The promises of the system offer greater flexibility and personal control over individual medical records and decisions. From allowing people the freedom to compare health insuranceonline, and take control of their own medical records to the instant-gratification of being able to share medical records from a central electronic hub, the system’s promises sound almost too good to be true. The removal of a middle man leaves patients at the centre of their own medical history. Privacy protection is paramount as the system offers customers information about who, aside from themselves, has accessed their data, as well.
Regardless of the promises, some results have managed to trickle through the hoopla of such a vast undertaking and its complications. In a large study, findings published last week showed patients with an eHealth account were increasing the frequency of visits to doctors and hospitals. The data provides compelling evidence that the touch-of-a-button advances to medicine might increase the need for medical attention throughout Australia. If patients with an eHealth account are make more appointments on a regular basis, their health ought to improve, but so will government spending on resources such as Medicaid, not to mention the overall added drain on the medical community as a whole.

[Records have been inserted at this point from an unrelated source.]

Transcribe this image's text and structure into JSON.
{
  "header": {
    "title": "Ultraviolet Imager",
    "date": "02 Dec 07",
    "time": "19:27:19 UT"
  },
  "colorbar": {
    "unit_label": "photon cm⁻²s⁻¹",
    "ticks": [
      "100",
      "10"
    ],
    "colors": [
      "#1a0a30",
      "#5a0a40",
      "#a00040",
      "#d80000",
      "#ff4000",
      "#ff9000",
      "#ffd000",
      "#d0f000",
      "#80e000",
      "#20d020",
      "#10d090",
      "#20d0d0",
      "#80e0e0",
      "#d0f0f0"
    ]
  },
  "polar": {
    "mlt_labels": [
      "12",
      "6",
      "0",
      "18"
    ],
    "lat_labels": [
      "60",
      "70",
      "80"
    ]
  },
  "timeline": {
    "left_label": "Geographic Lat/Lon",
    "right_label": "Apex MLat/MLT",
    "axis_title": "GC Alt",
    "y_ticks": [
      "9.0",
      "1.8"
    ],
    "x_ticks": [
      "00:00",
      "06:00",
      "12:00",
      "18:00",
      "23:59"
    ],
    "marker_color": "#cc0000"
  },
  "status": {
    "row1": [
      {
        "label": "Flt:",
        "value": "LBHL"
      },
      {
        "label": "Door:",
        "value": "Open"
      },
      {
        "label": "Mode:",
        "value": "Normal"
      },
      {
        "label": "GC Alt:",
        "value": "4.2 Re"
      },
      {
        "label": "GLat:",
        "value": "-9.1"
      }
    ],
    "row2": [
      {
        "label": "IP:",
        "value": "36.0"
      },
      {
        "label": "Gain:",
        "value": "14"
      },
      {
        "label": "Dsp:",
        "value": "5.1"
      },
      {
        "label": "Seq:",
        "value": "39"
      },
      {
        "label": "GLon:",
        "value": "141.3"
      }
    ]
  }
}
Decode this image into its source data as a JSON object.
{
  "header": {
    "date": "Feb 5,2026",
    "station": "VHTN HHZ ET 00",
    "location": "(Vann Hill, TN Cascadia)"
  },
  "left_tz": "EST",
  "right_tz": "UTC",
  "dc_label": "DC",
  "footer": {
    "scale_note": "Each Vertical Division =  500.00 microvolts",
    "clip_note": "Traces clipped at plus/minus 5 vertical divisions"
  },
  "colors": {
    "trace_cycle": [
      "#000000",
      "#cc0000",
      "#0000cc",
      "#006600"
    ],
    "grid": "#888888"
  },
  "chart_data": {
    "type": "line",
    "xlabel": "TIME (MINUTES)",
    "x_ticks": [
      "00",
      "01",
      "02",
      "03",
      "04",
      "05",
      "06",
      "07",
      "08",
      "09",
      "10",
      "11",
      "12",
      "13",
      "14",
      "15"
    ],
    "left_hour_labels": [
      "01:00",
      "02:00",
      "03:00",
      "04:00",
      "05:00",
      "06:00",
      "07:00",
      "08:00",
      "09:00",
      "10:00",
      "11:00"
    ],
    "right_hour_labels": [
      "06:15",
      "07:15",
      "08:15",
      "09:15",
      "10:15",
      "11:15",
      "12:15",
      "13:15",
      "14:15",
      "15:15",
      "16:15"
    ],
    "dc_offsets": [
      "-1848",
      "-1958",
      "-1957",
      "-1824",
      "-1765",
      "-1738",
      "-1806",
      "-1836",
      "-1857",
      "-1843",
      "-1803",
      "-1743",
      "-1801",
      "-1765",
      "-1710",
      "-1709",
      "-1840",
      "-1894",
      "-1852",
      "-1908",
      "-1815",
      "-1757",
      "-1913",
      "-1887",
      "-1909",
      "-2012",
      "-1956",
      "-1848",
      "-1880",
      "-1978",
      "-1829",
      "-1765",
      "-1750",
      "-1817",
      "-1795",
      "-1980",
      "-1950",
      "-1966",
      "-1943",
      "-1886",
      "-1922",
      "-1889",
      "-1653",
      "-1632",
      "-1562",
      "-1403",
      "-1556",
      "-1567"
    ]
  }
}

From GPs to hospitals and patients, the eHealth system promises change and adaptation will be necessary for the wave of the future, as will patience until the quirks get worked out of the system. It has already provided numerous points of data for researchers, thus proving its worth even in its very early stages. People are lining up to utilise the system as well as finding themselves in line to complain about it. With A$1 billion already invested into the system, there is no turning back, though speculators cannot determine when the PCEHR will be fully functional and live for use at all times. Doctors are adjusting their practice to incorporate new procedures for keeping information live, current and fresh. It just seems that right now is still too early to tell when the system will be fully operational and ready for full time use.